Billy is not only left out, he’s almost invisible. Until the day he tells his family he has a girlfriend – Sylvia, who is from a deaf family, and is herself going deaf. Soon, he is learning to sign, news which is greeted with scepticism and suspicion.

When Billy brings Sylvia to dinner, she finds herself forced not only to explain deaf culture, but also to defend herself from an interrogation by his academic father (superbly played by Stanley Townsend). When Sylvia defiantly shows just how sign language can visually translate the emotions in poetry, the audience broke into spontaneous applause.

If Billy is passive and quiet in the first half of the play, after the interval we see him challenge his family for the first time, as his sense of a deaf identity takes hold. Themes established as ideas or theories in the first half are presented in a much more personal way in the second, and the ending sent a shiver down my spine. That’s a cliche I know, and I’m embarrassed to admit it, but here it is: I was moved.

The writing, acting and direction are excellent. Deaf actor Jacob Casselden deserves special praise for his intense yet subtle performance. Loud applause and cheers at the end of the play summed up the audience response, while us deafies in the circle did our best to ‘wave’ deaf applause that Jacob could see.

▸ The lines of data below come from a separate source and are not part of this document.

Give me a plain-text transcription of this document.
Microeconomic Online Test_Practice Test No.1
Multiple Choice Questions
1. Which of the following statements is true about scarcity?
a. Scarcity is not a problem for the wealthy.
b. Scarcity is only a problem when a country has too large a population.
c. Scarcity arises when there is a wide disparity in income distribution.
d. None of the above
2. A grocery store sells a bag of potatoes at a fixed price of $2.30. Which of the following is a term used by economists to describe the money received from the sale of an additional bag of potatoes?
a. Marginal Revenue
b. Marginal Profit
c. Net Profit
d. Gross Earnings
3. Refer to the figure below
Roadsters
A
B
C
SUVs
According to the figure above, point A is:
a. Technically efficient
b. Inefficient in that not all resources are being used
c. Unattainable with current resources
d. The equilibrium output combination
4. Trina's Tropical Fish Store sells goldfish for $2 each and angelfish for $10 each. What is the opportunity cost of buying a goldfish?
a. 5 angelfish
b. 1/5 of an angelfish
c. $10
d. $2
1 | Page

Tribes has the potential to have a truly transforming effect on the perceptions of hearing people with no knowledge of deafness at all, and I would recommend that deaf people who share Billy’s experience of being left out drag their hearing families to this play even if by force, because it may just sum up something they have never felt able to say.

Meanwhile for a deaf person, Tribes presents a world we already know more dramatically and eloquently than I have seen before. This should be seen as a shining example of how to make a rich, textured drama full of revelations about the deaf experience.

One deafie in our group got it right as we spoke in the Royal Court’s foyer afterwards. He told me the play made him feel “empowered.” I’d say that’s about right.